10 thoughts on “Global Investment Collapses: Investors Wake Up to the Wind Power Delusion

  1. It’s the same as putting a sail on a car roof. There is potential energy over one year hitting the sail to equal the car’s needs in mwh of power, but its not there when you need it, it still needs a standard engine and a back up engine such that you would be better with no sail to begin with.

  2. And now we are going to have a real environmental disaster, 250 tonnes steel, 250 litres of lubricants, 100 tonnes of concrete per windmill left to rot … ready to drop into the ocean or on all those beaut scenic spots they put them into because there was no plan B

    1. In Northern Sweden large forested areas 50 000 m3 outside the Town of Pitea in Norrbotten is threatened by wind Power, some of it is already built in Natura 2000 Environment. If wind Power didn’t destroy the land we would have enough Wood surplus to make woodchips to a much larger extent than today. But multinational robber companies are left to handle inhabitants and their land as they want to – no different from Africa – apart from the fact that nobodyknows and Sweden allows no newspapers to write about it. We’re like sitting ducks here in Northern Sweden on our own land, our own farms where anyone can wipe us out and I even have a Court order that whatever is being done to us, threats to our lives, robbing of our land etc in the name of windpower will be legal.
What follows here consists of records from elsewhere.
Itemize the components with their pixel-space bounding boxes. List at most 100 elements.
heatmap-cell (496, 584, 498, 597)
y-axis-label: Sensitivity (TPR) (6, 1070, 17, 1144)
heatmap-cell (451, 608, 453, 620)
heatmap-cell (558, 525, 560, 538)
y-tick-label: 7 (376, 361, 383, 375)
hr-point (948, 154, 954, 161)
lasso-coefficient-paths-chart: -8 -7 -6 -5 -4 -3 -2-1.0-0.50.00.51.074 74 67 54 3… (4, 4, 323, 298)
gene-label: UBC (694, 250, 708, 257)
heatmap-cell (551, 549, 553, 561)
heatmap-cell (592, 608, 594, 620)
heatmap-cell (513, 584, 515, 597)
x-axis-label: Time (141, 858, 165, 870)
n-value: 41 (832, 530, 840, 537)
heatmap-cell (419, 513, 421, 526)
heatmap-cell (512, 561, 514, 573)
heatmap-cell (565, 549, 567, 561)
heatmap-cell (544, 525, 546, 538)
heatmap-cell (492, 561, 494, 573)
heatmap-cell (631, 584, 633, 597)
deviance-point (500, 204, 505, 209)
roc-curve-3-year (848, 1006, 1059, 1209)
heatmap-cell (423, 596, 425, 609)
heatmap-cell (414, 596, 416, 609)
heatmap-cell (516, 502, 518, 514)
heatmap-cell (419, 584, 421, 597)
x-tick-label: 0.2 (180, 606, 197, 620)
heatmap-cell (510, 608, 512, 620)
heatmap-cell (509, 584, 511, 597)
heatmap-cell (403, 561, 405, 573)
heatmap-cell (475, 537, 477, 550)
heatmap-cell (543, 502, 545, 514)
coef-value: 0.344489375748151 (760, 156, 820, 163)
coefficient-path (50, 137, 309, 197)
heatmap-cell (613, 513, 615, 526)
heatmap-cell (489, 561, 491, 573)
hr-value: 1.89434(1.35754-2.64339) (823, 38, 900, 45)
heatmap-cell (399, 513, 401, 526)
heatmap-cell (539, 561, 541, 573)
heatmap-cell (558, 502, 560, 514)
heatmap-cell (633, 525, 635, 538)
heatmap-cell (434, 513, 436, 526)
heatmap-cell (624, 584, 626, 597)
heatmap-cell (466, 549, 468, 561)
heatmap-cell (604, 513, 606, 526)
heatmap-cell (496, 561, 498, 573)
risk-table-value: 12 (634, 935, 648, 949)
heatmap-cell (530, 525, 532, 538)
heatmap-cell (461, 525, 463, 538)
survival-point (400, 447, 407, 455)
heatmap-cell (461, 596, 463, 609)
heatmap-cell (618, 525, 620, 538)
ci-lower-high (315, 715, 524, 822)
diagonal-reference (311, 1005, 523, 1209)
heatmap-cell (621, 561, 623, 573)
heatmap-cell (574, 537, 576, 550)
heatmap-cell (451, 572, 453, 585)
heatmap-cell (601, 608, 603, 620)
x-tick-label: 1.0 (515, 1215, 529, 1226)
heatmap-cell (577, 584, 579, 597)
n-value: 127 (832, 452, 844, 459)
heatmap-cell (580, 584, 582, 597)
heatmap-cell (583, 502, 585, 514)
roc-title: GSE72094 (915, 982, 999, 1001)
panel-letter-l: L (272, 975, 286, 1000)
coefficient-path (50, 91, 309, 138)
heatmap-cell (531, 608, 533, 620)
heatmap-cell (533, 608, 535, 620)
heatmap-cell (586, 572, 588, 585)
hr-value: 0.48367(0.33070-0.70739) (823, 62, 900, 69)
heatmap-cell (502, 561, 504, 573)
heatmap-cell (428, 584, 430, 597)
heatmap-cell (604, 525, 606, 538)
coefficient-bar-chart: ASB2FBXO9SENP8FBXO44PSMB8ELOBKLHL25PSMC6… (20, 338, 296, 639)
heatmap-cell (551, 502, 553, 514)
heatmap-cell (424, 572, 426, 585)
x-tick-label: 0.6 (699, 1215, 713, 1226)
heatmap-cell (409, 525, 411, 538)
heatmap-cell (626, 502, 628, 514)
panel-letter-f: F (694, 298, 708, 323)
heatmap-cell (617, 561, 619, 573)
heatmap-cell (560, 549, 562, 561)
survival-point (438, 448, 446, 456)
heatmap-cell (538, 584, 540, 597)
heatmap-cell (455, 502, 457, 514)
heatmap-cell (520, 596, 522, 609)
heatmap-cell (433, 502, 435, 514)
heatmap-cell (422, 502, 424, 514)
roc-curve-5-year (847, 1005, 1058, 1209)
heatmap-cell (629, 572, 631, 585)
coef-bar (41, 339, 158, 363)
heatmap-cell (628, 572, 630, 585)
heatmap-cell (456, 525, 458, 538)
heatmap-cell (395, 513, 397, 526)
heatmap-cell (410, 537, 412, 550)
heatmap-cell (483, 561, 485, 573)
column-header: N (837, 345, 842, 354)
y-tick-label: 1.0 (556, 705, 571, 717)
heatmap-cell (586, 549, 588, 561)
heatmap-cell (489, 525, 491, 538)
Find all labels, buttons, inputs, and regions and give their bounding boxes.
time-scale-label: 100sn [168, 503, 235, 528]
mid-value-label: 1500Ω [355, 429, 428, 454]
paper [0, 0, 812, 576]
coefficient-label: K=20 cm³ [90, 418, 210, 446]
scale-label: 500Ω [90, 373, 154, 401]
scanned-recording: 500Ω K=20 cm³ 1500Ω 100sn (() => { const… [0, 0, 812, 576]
We have no human rights at all!
      Inger Almstrom Stoverberg 1 930 81 Glommerstrask Sweden

  3. I wonder “what next”, excuses, after the RET review/ decision, for wind proponents and their cohorts, when financial backing dries up? Must be a lot of creative thoughts being put into the next wave of con tricks, in what will be futile attempts to keep the gravy train on the tracks.

    1. If you think this ponzi scheme is is bad policy wait till your government begins to openly discriminate with race based laws like Canada is doing.

      Premier Wynne come clean on the Solid Gold scandal, then resign.